Rycker inspires so many people around the world and he continues to inspire me every day. His sheer strength and determination makes me a stronger person, he has completely changed my life and my outlook on what being different means – it is not a curse but a blessing.
When we received his Down Syndrome and heart diagnosis, we were told it was completely random, but I believe God chose me to be Rycker’s Mommy. As my favorite song says... “God Doesn’t make mistakes.”
About Rycker’s Heart
Anatomy: There are holes hole between the chambers of the right and left sides of the heart. The valves that control the flow of blood between these chambers may not be formed correctly as well.
Complications: Blood flows where it normally should not go and may also have lower than normal oxygen levels. Too much blood can flow to the lungs, this extra blood being pumped into the lungs forces them and the heart to work harder and may lead to congestive heart failure.

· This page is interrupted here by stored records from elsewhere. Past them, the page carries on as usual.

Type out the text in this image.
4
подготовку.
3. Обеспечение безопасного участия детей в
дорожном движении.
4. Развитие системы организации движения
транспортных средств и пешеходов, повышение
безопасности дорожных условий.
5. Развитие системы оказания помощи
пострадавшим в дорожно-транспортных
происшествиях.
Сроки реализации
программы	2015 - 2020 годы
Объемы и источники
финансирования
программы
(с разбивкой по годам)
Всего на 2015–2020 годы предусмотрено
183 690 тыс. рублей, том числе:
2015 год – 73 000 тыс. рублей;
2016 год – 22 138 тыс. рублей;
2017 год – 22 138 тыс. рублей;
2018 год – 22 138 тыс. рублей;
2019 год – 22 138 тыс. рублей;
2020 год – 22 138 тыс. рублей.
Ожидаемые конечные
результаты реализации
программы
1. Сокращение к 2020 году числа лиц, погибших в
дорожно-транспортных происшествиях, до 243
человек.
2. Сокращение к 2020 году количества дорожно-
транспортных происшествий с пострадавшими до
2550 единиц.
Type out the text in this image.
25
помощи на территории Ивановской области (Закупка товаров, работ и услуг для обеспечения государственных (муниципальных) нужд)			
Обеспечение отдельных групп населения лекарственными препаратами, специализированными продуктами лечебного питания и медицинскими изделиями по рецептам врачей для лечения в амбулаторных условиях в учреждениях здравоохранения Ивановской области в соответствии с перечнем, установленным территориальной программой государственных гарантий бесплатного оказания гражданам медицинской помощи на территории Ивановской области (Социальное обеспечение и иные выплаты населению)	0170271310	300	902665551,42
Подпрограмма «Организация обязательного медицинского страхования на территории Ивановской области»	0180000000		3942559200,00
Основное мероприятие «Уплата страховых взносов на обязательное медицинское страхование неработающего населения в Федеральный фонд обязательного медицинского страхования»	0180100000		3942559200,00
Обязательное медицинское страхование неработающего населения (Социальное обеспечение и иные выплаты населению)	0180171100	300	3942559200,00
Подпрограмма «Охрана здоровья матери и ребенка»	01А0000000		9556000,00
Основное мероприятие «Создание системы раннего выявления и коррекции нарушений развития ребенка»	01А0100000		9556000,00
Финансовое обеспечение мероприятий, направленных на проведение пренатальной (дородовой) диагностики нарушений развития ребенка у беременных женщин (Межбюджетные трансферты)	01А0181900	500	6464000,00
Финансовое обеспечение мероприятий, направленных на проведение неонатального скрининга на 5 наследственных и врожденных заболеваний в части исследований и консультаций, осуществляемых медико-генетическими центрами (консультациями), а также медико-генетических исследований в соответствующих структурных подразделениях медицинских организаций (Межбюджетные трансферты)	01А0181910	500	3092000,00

Symptoms: Babies with AVSD may not show signs or problems within the first few weeks after birth. When symptoms do occur, they may include: heart murmur, breathing problems, pounding heart, weak pulse, ashen or bluish skin color, poor feeding, slow weight gain, tiring easily, and swelling of the legs or belly.
Treatment: AVSDs usually require surgery where any holes in the chambers are closed using patches. If the mitral valve does not close completely, it is repaired or replaced
Prevalence: Approximately 1 in 2,120 babies are born with AVSD every year in the United States.